How to Use Logs Effectively Instead of Guessing in the Dark
User reported a bug at 2am. I pulled up the logs. Here's what I found:
Starting...
Processing...
Done.
That's it. No user ID. No request ID. No timestamps. No indication of what "processing" meant. I spent the next 4 hours adding logs, redeploying, and trying to reproduce the issue—just to get enough information to understand what happened.
In production, logs are your only witness. If they're useless, you're a detective with no evidence.
Why Print Statements Aren't Enough
print("here") works for quick debugging. It fails in production:
- No context: "Error: 500" tells you nothing. Which user? Which endpoint?
- No levels: A crash and a minor warning look identical
- No filtering: You can't search for just errors
- No persistence: Stdout vanishes unless captured
Use Log Levels
Proper logging frameworks have levels:
- DEBUG: Granular details for developers. Usually off in production.
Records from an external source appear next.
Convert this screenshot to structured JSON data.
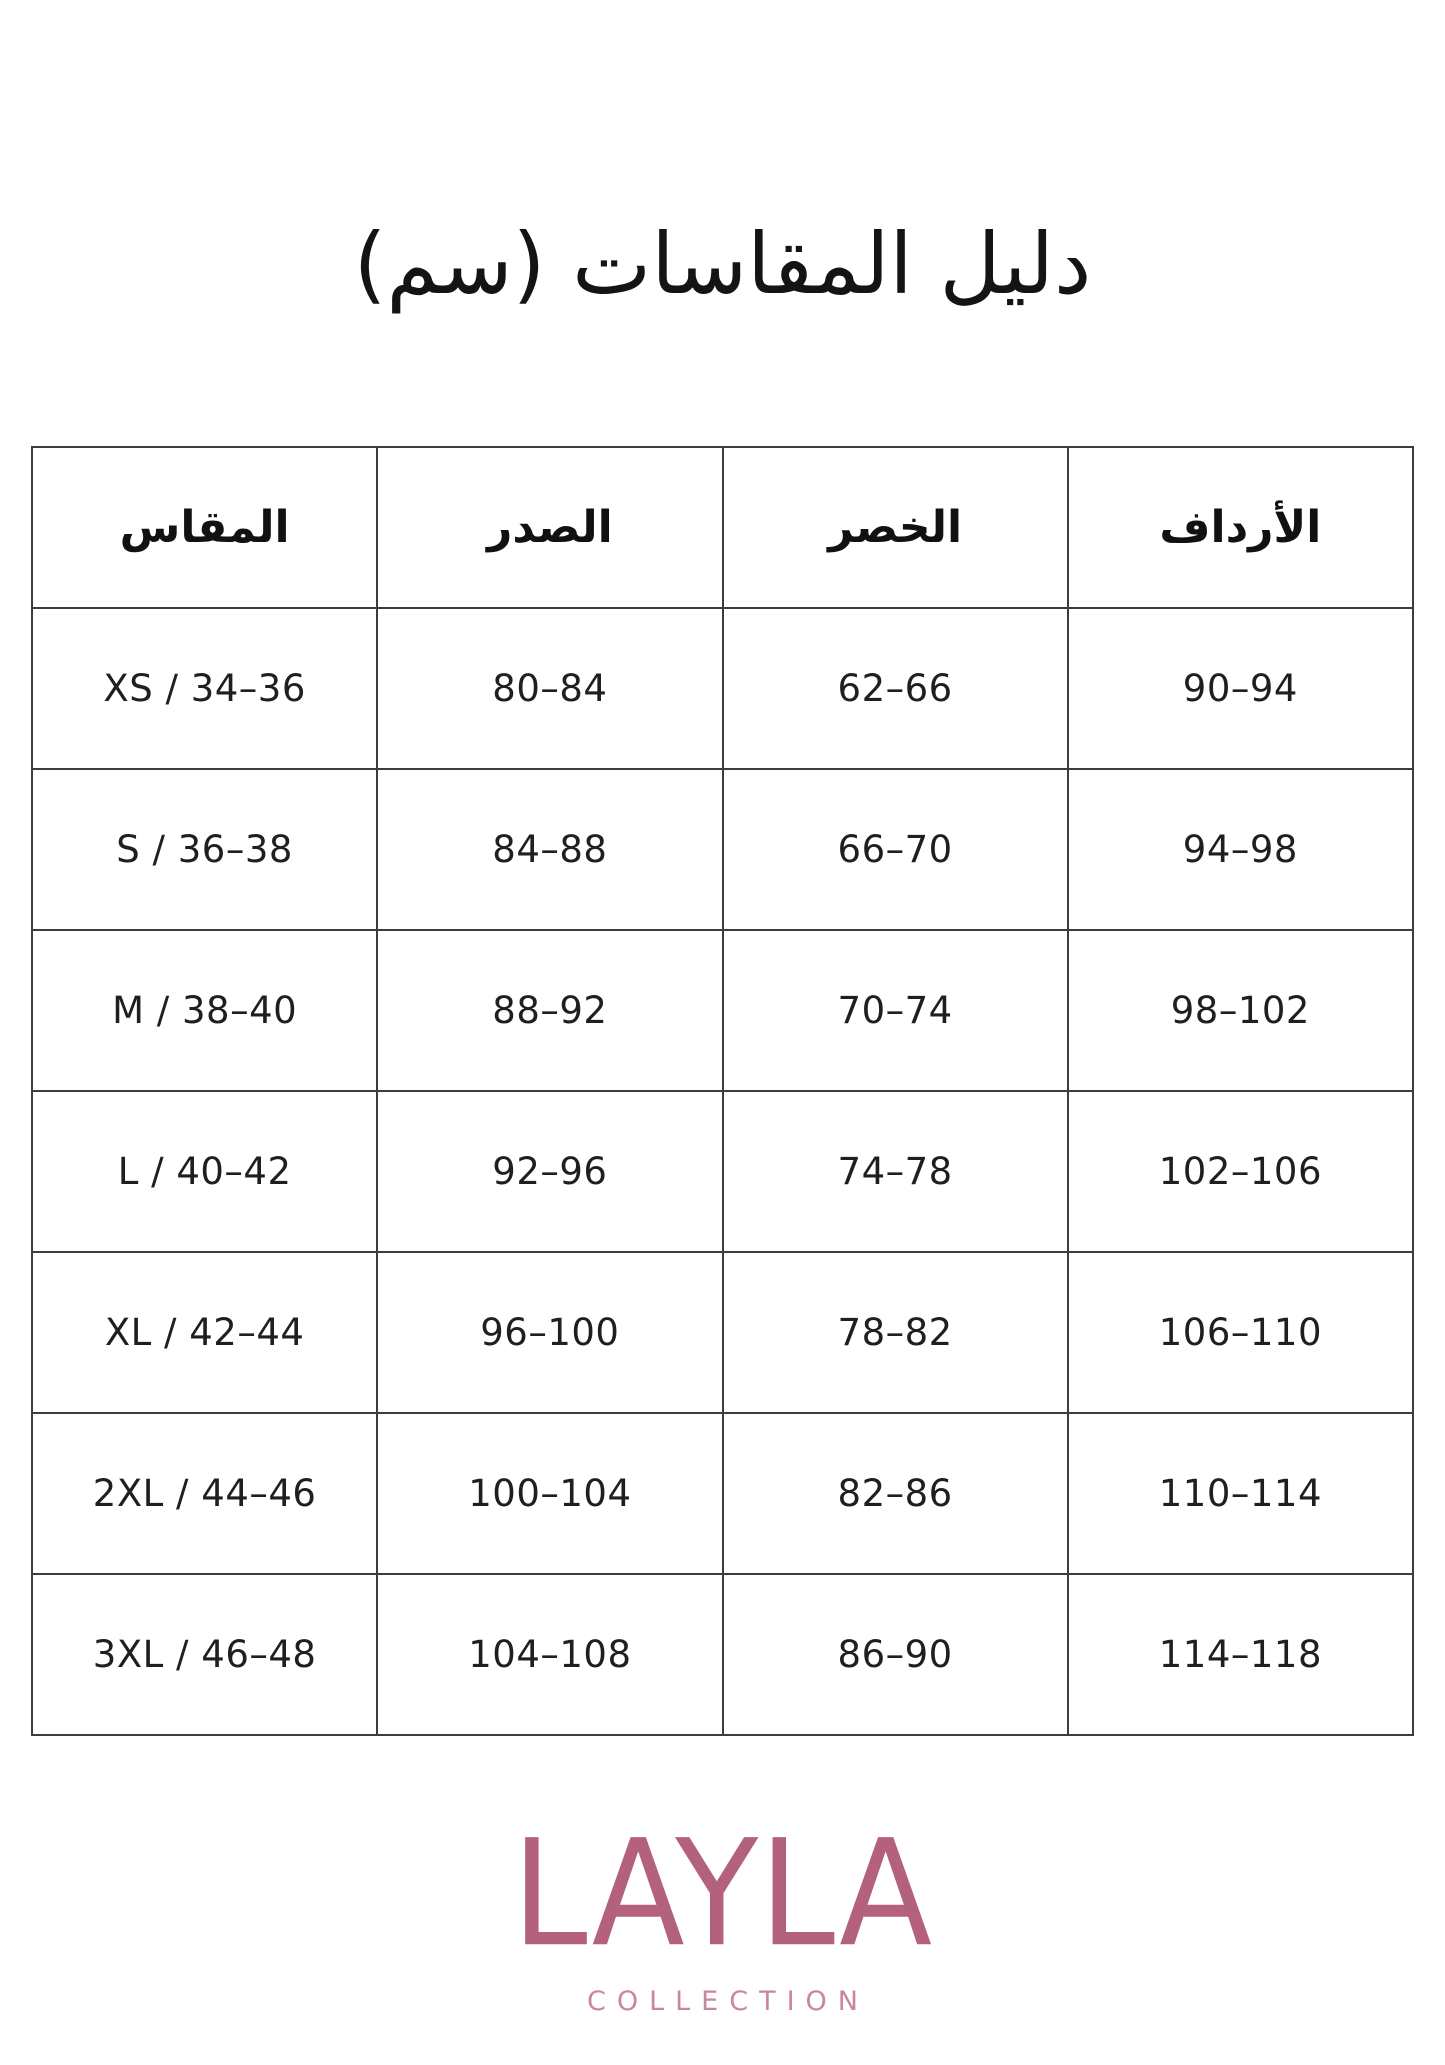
{
  "page": {
    "title": "دليل المقاسات (سم)"
  },
  "table": {
    "headers": {
      "size": "المقاس",
      "chest": "الصدر",
      "waist": "الخصر",
      "hips": "الأرداف"
    },
    "rows": [
      {
        "size": "XS / 34–36",
        "chest": "80–84",
        "waist": "62–66",
        "hips": "90–94"
      },
      {
        "size": "S / 36–38",
        "chest": "84–88",
        "waist": "66–70",
        "hips": "94–98"
      },
      {
        "size": "M / 38–40",
        "chest": "88–92",
        "waist": "70–74",
        "hips": "98–102"
      },
      {
        "size": "L / 40–42",
        "chest": "92–96",
        "waist": "74–78",
        "hips": "102–106"
      },
      {
        "size": "XL / 42–44",
        "chest": "96–100",
        "waist": "78–82",
        "hips": "106–110"
      },
      {
        "size": "2XL / 44–46",
        "chest": "100–104",
        "waist": "82–86",
        "hips": "110–114"
      },
      {
        "size": "3XL / 46–48",
        "chest": "104–108",
        "waist": "86–90",
        "hips": "114–118"
      }
    ]
  },
  "logo": {
    "brand": "LAYLA",
    "tagline": "COLLECTION",
    "brand_color": "#b4617e",
    "tagline_color": "#ca86a0"
  }
}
- INFO: Normal operations. "Server started", "Job completed"
- WARNING: Something unexpected, but handled. "Disk 80% full", "Retrying connection"
- ERROR: Operation failed. "Database refused connection", "Payment declined"
- CRITICAL: App can't continue. "Config file missing", "Out of memory"
When investigating a crash, you filter to ERROR and above. You don't wade through a million "User logged in" messages.
Structured Logging
The biggest upgrade: switch from text to JSON.
Text log:
[2025-04-15 10:00:00] ERROR: Payment failed for user 123. Reason: Timeout.
Readable by humans. Terrible for machines. Want to count failures by reason? Write regex.
JSON log:
{
"timestamp": "2025-04-15T10:00:00Z",
"level": "ERROR",
"event": "payment_failed",
"user_id": 123,
"reason": "timeout"
}
Feed this into Datadog, Splunk, or ELK. Query instantly: level="ERROR" AND reason="timeout". Build dashboards. Set alerts.
Correlation IDs
In microservices, one user action triggers logs in five services. How do you connect them?
Generate a unique ID when a request enters your system. Pass it to every service. Include it in every log:
{"request_id": "abc-123", "service": "auth", "event": "login_success"}
{"request_id": "abc-123", "service": "orders", "event": "fetching_history"}
{"request_id": "abc-123", "service": "orders", "event": "db_timeout", "level": "ERROR"}
Search for abc-123, see the entire journey across your system.
What to Log
Do log:
- Entry and exit points (API requests/responses)
- External calls (database, third-party APIs)
- Business decisions ("User is premium, applying discount")
- Errors with full context
Don't log:
- Passwords (even hashed)
- API keys
- Credit card numbers
- PII unless necessary and compliant
Log the Stack Trace
When catching exceptions, don't just log the message:
# ❌ Loses the location
except Exception as e:
logger.error(f"Failed: {e}")
# ✅ Includes full stack trace
except Exception as e:
logger.exception("Operation failed") # Automatically includes trace
The message tells you what happened. The stack trace tells you exactly where.
The Payoff
Good logs turn debugging from hours to minutes. When the 2am alert fires, you search for the request ID, see exactly what happened, and fix it. No guessing. No reproducing. Just evidence.
Treat logs as a feature, not an afterthought.